ECE598: Interplay between Control and Machine Learning

Course Information

  • Office Hours: Tu/Th 3-4pm, 145 CSL

  • Lectures: Tu/Th 12:30-1:50pm, Room 3020 ECEB

  • For a complete syllabus, see here.

Course Description

Advanced graduate course focuses on interplay between control and machine learning. The first half of the course focuses on tailoring control tools to study algorithms in large-scale machine learning. In the second half of the course, students will study how to combine reinforcement learning and model-based control methods for control design problems.

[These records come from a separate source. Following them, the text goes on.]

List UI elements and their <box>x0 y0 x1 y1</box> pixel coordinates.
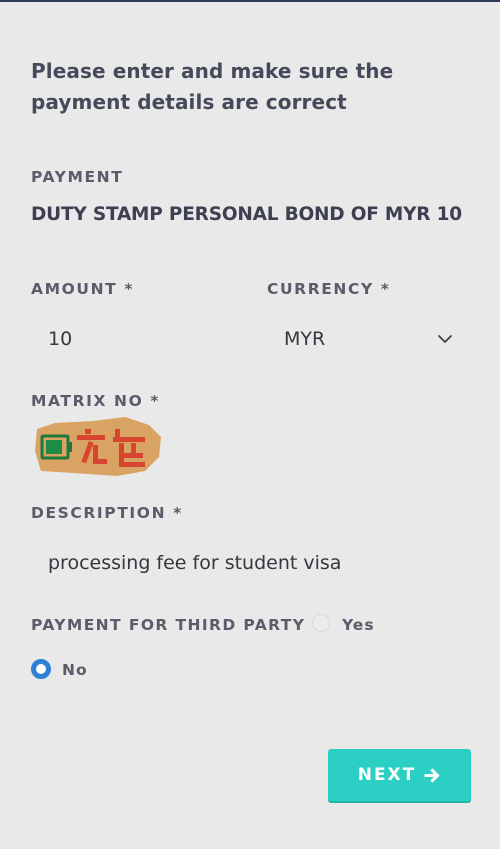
third-party-label: PAYMENT FOR THIRD PARTY ? <box>31 616 323 634</box>
radio-yes[interactable] <box>312 614 330 632</box>
intro-text: Please enter and make sure the payment d… <box>31 56 451 118</box>
payment-value: DUTY STAMP PERSONAL BOND OF MYR 10 <box>31 204 462 225</box>
currency-selected-value: MYR <box>284 328 326 350</box>
radio-yes-label: Yes <box>342 616 375 634</box>
amount-label: AMOUNT * <box>31 280 135 298</box>
next-button-label: NEXT <box>357 765 417 785</box>
arrow-right-icon <box>424 767 440 783</box>
currency-label: CURRENCY * <box>267 280 391 298</box>
chevron-down-icon <box>438 335 452 343</box>
intro-line-2: payment details are correct <box>31 90 347 114</box>
next-button[interactable]: NEXT <box>328 749 471 801</box>
amount-input[interactable]: 10 <box>48 328 72 350</box>
radio-no-label: No <box>62 661 88 679</box>
matrix-stamp-image <box>35 417 161 476</box>
matrix-label: MATRIX NO * <box>31 392 161 410</box>
radio-no[interactable] <box>31 659 51 679</box>
description-label: DESCRIPTION * <box>31 504 183 522</box>
payment-label: PAYMENT <box>31 168 124 186</box>
top-border <box>0 0 500 2</box>
description-input[interactable]: processing fee for student visa <box>48 552 341 574</box>
intro-line-1: Please enter and make sure the <box>31 59 394 83</box>
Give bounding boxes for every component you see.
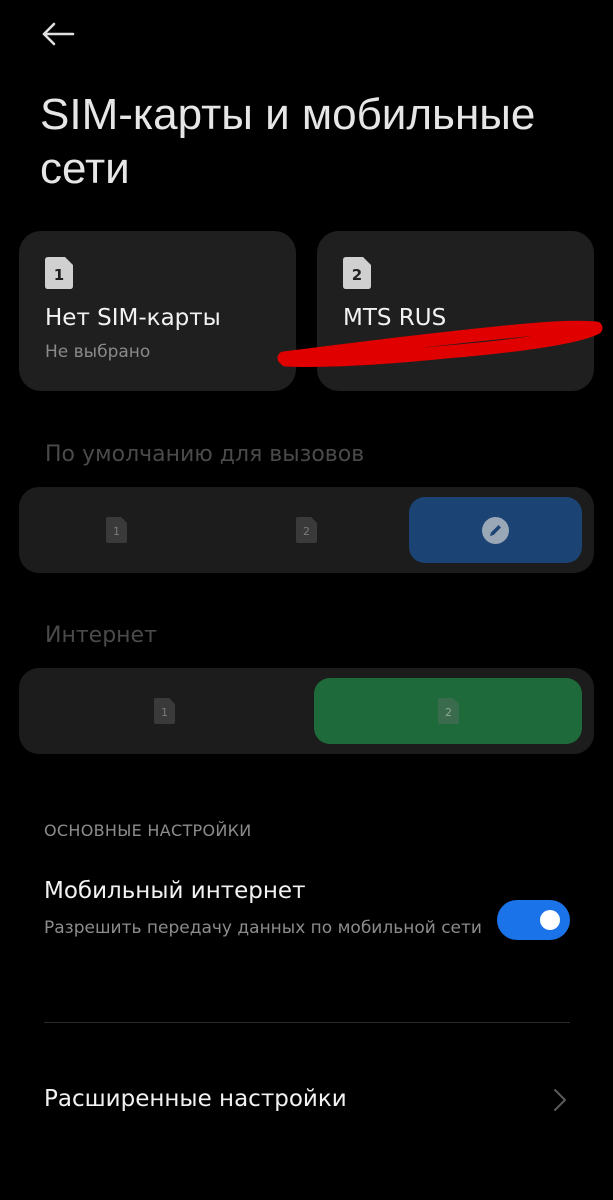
basic-settings-header: ОСНОВНЫЕ НАСТРОЙКИ xyxy=(44,821,252,840)
internet-option-sim-1[interactable]: 1 xyxy=(29,678,299,744)
sim-card-2[interactable]: 2 MTS RUS xyxy=(317,231,594,391)
mobile-internet-toggle[interactable] xyxy=(497,900,570,940)
page-title: SIM-карты и мобильные сети xyxy=(40,90,536,193)
divider xyxy=(44,1022,570,1023)
sim-2-icon: 2 xyxy=(296,517,317,543)
internet-sim-1-number: 1 xyxy=(161,706,168,719)
toggle-knob xyxy=(540,910,560,930)
sim-1-name: Нет SIM-карты xyxy=(45,305,221,331)
pencil-icon xyxy=(482,516,509,544)
calls-option-sim-2[interactable]: 2 xyxy=(219,497,394,563)
sim-2-icon: 2 xyxy=(437,698,459,724)
advanced-settings-label: Расширенные настройки xyxy=(44,1086,347,1112)
sim-1-slot-number: 1 xyxy=(54,266,64,284)
mobile-internet-title: Мобильный интернет xyxy=(44,878,306,904)
sim-1-icon: 1 xyxy=(153,698,175,724)
calls-option-ask[interactable] xyxy=(409,497,582,563)
calls-sim-1-number: 1 xyxy=(113,525,120,538)
sim-2-slot-number: 2 xyxy=(352,266,362,284)
calls-selector: 1 2 xyxy=(19,487,594,573)
chevron-right-icon xyxy=(554,1089,566,1111)
back-arrow-icon xyxy=(42,22,75,46)
calls-sim-2-number: 2 xyxy=(303,525,310,538)
internet-sim-2-number: 2 xyxy=(445,706,452,719)
internet-label: Интернет xyxy=(45,623,157,648)
sim-1-icon: 1 xyxy=(45,257,73,289)
calls-option-sim-1[interactable]: 1 xyxy=(29,497,204,563)
sim-1-status: Не выбрано xyxy=(45,342,151,362)
internet-selector: 1 2 xyxy=(19,668,594,754)
advanced-settings-row[interactable]: Расширенные настройки xyxy=(0,1060,613,1144)
calls-label: По умолчанию для вызовов xyxy=(45,442,365,467)
sim-2-icon: 2 xyxy=(343,257,371,289)
mobile-internet-subtitle: Разрешить передачу данных по мобильной с… xyxy=(44,918,482,938)
internet-option-sim-2[interactable]: 2 xyxy=(314,678,582,744)
sim-card-1[interactable]: 1 Нет SIM-карты Не выбрано xyxy=(19,231,296,391)
sim-1-icon: 1 xyxy=(106,517,127,543)
sim-2-name: MTS RUS xyxy=(343,305,447,331)
back-button[interactable] xyxy=(36,14,80,54)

We will cover some (or all) of the following topics: empirical risk minimization; first-order methods for large-scale machine learning; stochastic optimization; dissipation inequality; jump system theory; Lur'e-Postkinov type Lyapunov functions; integral quadratic constraints; KYP Lemma; graphical interpretations for optimization methods; adaptive control and ADAM; stable manifold theorem; Lyapunov measure; implicit bias of gradient descent on least square and logistic regression; robust control theory; algorithmic stability; policy gradient on linear quadratic regulator (LQR) problems; learning model predictive control for iterative tasks; zeroth-order optimization and evolutionary strategies; robust control via DK-iteration and IQC-synthesis; adversarial reinforcement learning; imitation learning.

Required Materials

There is no required textbook for the class. All course material will be presented in class and/or provided online as notes. Links for relevant papers will be listed in the resourse section of the course website.

Prerequisites

Math 415, ECE 313, ECE 490 (or any similar course on optimization), and ECE 515 are required. ECE 534 is recommended, but not required.

Grading

60% regular homework sets (3 sets of homework in total); 40% written research report (detailed guidelines for the final projects will be posted in the resource section).